O médico de família e comunidade é o profissional competente para lidar com os problemas relacionados com o processo saúde-doença de forma integral, contínua e com abordagem de risco, ao nível individual e familiar do paciente. Além dos sintomas, seu trabalho leva em consideração questões como estilo de vida, condições de trabalho e moradia, hábitos e emoções de cada pessoa.
Para o Organização Mundial de Médicos de Família (Organização Mundial de Médicos de Família – Wonca), a ausência desse profissional produz desorganização nos serviços de saúde, aumento de custos, iniquidade, falta de acessibilidade e redução de cobertura para grande parcela da população. Segundo a organização global sem fins lucrativos, a Medicina de Família e Comunidade responde às necessidades de cuidados em pelo menos 90% dos casos e potencia a utilização de recursos com elevado sentido humano.

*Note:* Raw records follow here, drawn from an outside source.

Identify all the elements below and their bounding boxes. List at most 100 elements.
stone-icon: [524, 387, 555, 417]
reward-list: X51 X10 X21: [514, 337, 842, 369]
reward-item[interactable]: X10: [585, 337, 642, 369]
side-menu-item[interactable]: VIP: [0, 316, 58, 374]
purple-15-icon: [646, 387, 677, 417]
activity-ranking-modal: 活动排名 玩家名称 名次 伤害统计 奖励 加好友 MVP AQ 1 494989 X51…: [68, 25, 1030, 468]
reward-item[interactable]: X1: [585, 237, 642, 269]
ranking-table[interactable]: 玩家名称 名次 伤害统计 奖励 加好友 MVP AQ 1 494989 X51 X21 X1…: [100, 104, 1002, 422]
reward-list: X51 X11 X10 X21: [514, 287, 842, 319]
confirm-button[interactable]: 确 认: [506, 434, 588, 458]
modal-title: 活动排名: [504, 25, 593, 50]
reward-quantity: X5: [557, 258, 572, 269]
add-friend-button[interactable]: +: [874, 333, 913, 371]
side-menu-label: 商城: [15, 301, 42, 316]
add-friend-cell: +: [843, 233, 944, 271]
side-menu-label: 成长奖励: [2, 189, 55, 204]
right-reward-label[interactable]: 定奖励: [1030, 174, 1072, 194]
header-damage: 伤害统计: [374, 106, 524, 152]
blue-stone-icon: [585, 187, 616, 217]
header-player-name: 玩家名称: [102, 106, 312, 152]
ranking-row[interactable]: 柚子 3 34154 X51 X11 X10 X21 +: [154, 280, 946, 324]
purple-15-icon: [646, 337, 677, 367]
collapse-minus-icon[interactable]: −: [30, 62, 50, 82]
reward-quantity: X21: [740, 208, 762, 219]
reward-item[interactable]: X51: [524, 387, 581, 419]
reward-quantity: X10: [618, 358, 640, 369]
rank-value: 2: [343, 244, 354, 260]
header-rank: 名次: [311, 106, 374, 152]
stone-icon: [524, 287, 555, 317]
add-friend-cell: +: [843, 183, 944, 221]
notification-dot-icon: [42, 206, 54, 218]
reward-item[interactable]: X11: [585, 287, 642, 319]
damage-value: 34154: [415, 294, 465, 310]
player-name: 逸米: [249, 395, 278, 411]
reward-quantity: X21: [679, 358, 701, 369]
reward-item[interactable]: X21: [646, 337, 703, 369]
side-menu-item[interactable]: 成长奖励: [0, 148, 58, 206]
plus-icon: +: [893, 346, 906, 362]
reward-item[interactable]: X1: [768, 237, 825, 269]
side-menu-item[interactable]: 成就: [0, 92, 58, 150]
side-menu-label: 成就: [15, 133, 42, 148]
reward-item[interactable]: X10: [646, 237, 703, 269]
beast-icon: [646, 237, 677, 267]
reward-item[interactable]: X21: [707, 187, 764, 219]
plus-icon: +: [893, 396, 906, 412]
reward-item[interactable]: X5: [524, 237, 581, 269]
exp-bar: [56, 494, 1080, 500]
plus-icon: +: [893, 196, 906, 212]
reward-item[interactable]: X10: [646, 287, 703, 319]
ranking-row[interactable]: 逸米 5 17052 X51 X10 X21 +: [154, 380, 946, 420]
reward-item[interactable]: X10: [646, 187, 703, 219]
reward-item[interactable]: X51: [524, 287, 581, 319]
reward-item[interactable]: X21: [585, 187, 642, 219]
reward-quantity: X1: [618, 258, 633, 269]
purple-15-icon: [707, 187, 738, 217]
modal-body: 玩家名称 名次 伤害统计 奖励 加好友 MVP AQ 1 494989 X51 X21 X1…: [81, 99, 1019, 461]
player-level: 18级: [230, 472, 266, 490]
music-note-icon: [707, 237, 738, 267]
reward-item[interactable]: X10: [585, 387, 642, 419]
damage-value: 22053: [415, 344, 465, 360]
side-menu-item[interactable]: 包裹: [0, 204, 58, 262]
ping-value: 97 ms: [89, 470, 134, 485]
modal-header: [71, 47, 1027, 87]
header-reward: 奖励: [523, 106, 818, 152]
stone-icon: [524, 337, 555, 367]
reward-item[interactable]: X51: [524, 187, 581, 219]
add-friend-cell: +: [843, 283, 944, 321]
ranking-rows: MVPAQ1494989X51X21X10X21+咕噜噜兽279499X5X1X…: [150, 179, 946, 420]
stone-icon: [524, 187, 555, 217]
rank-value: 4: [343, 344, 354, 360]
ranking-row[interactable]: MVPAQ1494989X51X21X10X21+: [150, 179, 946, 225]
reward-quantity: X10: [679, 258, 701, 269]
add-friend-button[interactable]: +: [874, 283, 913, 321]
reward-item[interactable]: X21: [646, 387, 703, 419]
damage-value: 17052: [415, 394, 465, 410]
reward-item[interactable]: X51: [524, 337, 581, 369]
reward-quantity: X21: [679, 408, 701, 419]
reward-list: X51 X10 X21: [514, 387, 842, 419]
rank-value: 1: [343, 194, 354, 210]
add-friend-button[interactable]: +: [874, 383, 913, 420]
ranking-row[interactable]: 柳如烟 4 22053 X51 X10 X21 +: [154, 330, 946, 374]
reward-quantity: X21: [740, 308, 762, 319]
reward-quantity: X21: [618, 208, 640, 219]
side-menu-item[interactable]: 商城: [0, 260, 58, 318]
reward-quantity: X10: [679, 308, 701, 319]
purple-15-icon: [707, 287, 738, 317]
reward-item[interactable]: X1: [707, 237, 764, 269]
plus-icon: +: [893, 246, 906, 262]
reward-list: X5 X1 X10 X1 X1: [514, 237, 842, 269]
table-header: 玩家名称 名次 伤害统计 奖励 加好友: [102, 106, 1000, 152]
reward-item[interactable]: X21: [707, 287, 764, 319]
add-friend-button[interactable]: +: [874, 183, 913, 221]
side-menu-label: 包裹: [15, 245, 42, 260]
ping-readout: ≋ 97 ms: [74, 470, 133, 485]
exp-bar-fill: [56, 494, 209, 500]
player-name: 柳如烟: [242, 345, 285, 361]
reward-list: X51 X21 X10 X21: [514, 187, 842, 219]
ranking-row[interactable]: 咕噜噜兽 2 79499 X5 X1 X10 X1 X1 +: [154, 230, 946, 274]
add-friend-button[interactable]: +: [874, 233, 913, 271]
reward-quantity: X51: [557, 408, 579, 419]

O Sociedade Brasileira de Medicina de Família e Comunidade (SBMFC) tem exigido a obrigatoriedade da especialidade nos concursos públicos para preenchimento de vagas de médico nas equipes da Estratégia Saúde da Família. A entidade já emitiu solicitações para municípios dos estados de Alagoas, Bahia, Pará, Santa Catarina e Rio Grande do Sul, além da Universidade Estadual do Maranhão (UEMA) e do Tribunal Superior Eleitoral (TSE). Apenas a Prefeitura de Camaçari-BA retificou o aviso. UEMA e TSE negaram o pedido.

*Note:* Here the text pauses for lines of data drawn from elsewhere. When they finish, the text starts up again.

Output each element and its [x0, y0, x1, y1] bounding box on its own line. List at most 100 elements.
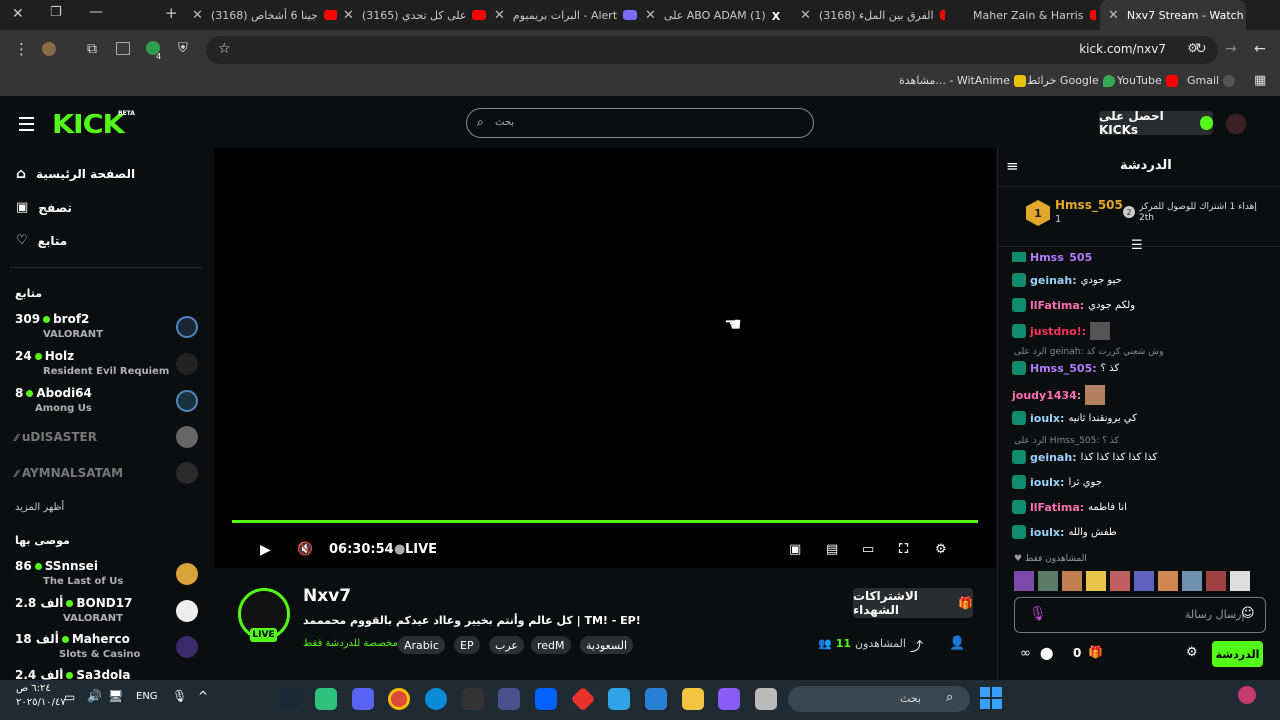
follow-user-icon[interactable]: 👤 [949, 636, 965, 651]
profile-avatar[interactable] [42, 42, 56, 56]
outlook-icon[interactable] [608, 688, 630, 710]
extensions-icon[interactable]: ⧉ [87, 41, 97, 57]
bookmark-maps[interactable]: خرائط Google [1027, 74, 1115, 87]
back-icon[interactable]: ← [1254, 41, 1266, 57]
channel-item-offline[interactable]: ⁄⁄ AYMNALSATAM [15, 466, 123, 480]
extension-icon[interactable] [116, 42, 130, 55]
nav-browse[interactable]: ▣ تصفح [16, 200, 72, 215]
browser-tab[interactable]: ✕ البرات بريميوم - Alert [494, 0, 639, 30]
copilot-icon[interactable] [718, 688, 740, 710]
hamburger-menu-icon[interactable] [19, 117, 34, 131]
subscribe-gift-button[interactable]: الاشتراكات الشهداء 🎁 [853, 588, 973, 618]
network-icon[interactable]: 🖥 [108, 689, 123, 703]
microphone-icon[interactable]: 🎙 [1029, 606, 1047, 622]
channel-item[interactable]: 309 brof2 VALORANT [15, 312, 103, 340]
play-icon[interactable]: ▶ [260, 542, 271, 558]
taskbar-time[interactable]: ٦:٢٤ ص [16, 683, 51, 694]
epic-games-icon[interactable] [462, 688, 484, 710]
restore-window-icon[interactable]: ❐ [50, 5, 62, 20]
video-player[interactable]: ☚ [214, 148, 996, 568]
tag-chip[interactable]: Arabic [398, 636, 445, 654]
browser-tab[interactable]: ✕ على ABO ADAM (1) X [645, 0, 790, 30]
chatter-avatar[interactable] [1038, 571, 1058, 591]
tag-chip[interactable]: redM [531, 636, 571, 654]
file-explorer-icon[interactable] [682, 688, 704, 710]
taskbar-search[interactable]: بحث ⌕ [788, 686, 970, 712]
store-icon[interactable] [645, 688, 667, 710]
tag-chip[interactable]: EP [454, 636, 480, 654]
browser-tab[interactable]: ✕ جينا 6 أشخاص (3168) [192, 0, 337, 30]
url-text[interactable]: kick.com/nxv7 [1079, 42, 1166, 56]
taskbar-date[interactable]: ٢٠٢٥/١٠/٤٧ [16, 697, 66, 708]
steam-icon[interactable] [278, 688, 300, 710]
bookmark-youtube[interactable]: YouTube [1117, 74, 1178, 87]
nav-home[interactable]: ⌂ الصفحة الرئيسية [16, 166, 135, 182]
theater-mode-icon[interactable]: ▭ [862, 542, 874, 557]
browser-tab-active[interactable]: ✕ Nxv7 Stream - Watch [1100, 0, 1246, 30]
menu-dots-icon[interactable]: ⋮ [14, 40, 29, 58]
apps-grid-icon[interactable]: ▦ [1254, 73, 1266, 88]
battery-icon[interactable]: ▭ [64, 690, 75, 704]
shield-icon[interactable]: ⛨ [178, 41, 188, 56]
channel-item-offline[interactable]: ⁄⁄ uDISASTER [15, 430, 97, 444]
channel-item[interactable]: 2.8 ألف BOND17 VALORANT [15, 596, 132, 624]
share-icon[interactable]: ⤴ [910, 636, 923, 655]
channel-item[interactable]: 8 Abodi64 Among Us [15, 386, 92, 414]
chat-settings-icon[interactable]: ⚙ [1186, 645, 1198, 660]
close-tab-icon[interactable]: ✕ [1108, 8, 1119, 23]
chatter-avatar[interactable] [1230, 571, 1250, 591]
tag-chip[interactable]: السعودية [580, 636, 634, 654]
chatter-avatar[interactable] [1062, 571, 1082, 591]
channel-avatar[interactable] [176, 462, 198, 484]
forward-icon[interactable]: → [1225, 41, 1237, 57]
browser-tab[interactable]: ✕ على كل تحدي (3165) [343, 0, 488, 30]
tag-chip[interactable]: عرب [489, 636, 524, 654]
show-hidden-icons-icon[interactable]: ^ [198, 689, 208, 703]
clip-icon[interactable]: ▤ [826, 542, 838, 557]
browser-tab[interactable]: Maher Zain & Harris [951, 0, 1096, 30]
chatter-avatar[interactable] [1182, 571, 1202, 591]
settings-gear-icon[interactable]: ⚙ [935, 542, 947, 557]
app-icon[interactable] [755, 688, 777, 710]
close-tab-icon[interactable]: ✕ [343, 8, 354, 23]
show-more-link[interactable]: أظهر المزيد [15, 502, 64, 513]
close-tab-icon[interactable]: ✕ [494, 8, 505, 23]
chatter-avatar[interactable] [1158, 571, 1178, 591]
edge-icon[interactable] [425, 688, 447, 710]
progress-bar[interactable] [232, 520, 978, 523]
get-kicks-button[interactable]: احصل على KICKs [1099, 109, 1213, 137]
channel-item[interactable]: 18 ألف Maherco Slots & Casino [15, 632, 140, 660]
chatter-avatar[interactable] [1206, 571, 1226, 591]
collapse-chat-icon[interactable]: ≡ [1006, 157, 1019, 175]
reload-icon[interactable]: ↻ [1195, 41, 1207, 57]
notification-icon[interactable] [1238, 686, 1256, 704]
channel-avatar[interactable] [176, 390, 198, 412]
volume-icon[interactable]: 🔊 [87, 689, 102, 703]
new-tab-icon[interactable]: + [165, 4, 178, 22]
app-icon[interactable] [315, 688, 337, 710]
app-icon[interactable] [498, 688, 520, 710]
close-tab-icon[interactable]: ✕ [192, 8, 203, 23]
channel-item[interactable]: 24 Holz Resident Evil Requiem [15, 349, 169, 377]
channel-avatar[interactable] [176, 563, 198, 585]
bookmark-star-icon[interactable]: ☆ [218, 41, 231, 57]
discord-icon[interactable] [352, 688, 374, 710]
omnibox[interactable]: ☆ kick.com/nxv7 ⚙ [206, 36, 1218, 64]
channel-avatar[interactable] [176, 636, 198, 658]
channel-item[interactable]: 2.4 ألف Sa3dola [15, 668, 131, 680]
kicks-balance-icon[interactable]: ⬤ [1040, 646, 1053, 660]
bookmark-gmail[interactable]: Gmail [1187, 74, 1236, 87]
channel-avatar[interactable] [176, 316, 198, 338]
pip-icon[interactable]: ▣ [789, 542, 801, 557]
chatter-avatar[interactable] [1134, 571, 1154, 591]
chatter-avatar[interactable] [1014, 571, 1034, 591]
close-window-icon[interactable]: ✕ [12, 6, 24, 22]
language-indicator[interactable]: ENG [136, 691, 158, 702]
infinity-icon[interactable]: ∞ [1020, 646, 1031, 661]
chrome-icon[interactable] [388, 688, 410, 710]
channel-item[interactable]: 86 SSnnsei The Last of Us [15, 559, 123, 587]
dropbox-icon[interactable] [535, 688, 557, 710]
channel-avatar[interactable] [176, 426, 198, 448]
chat-send-button[interactable]: الدردشة [1212, 641, 1263, 667]
minimize-window-icon[interactable]: — [89, 4, 103, 20]
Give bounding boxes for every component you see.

“Para que a APS (Atenção Primária à Saúde) cumpra os objetivos de resolução de 90% dos problemas de saúde nas unidades básicas, é fundamental que os gestores locais contratem profissionais especializados para atuarem ali. Isso traz mais qualidade no atendimento à população e menos ônus ao sistema de saúde. Esse é o dinheiro público mais bem gasto, faz bem para todos”, argumenta o presidente da SBMFC, Fabiano Guimarães.
Por outro lado, o Painel de Educação Médica revela que poucos profissionais buscaram residência em Medicina de Família e Comunidade. Das 6,3 mil vagas autorizadas, 3,3 mil estão vagas, o equivalente a 53,4%. Além disso, muitos empregos não são preenchidos, especialmente no interior do Brasil. Segundo estudo divulgado pela Confederação Nacional de Municípios (CNM) em 2023, uma em cada três cidades não possui profissionais suficientes para atender a população. Em 55% desses municípios, os gestores veem risco de incapacitação das equipes da atenção básica devido à ausência de médicos por mais de 90 dias. Os principais entraves à contratação são a exigência do cumprimento da carga horária de 40 horas semanais (47,5%) e o salário oferecido (39,1%).
Em julho passado, o Ministério da Saúde anunciou a oferta de 2.500 vagas por anoem Programas de Residência em Medicina de Família e Comunidade, além de complemento de R$ 4 mil para residentes, o que praticamente dobra o valor da bolsa.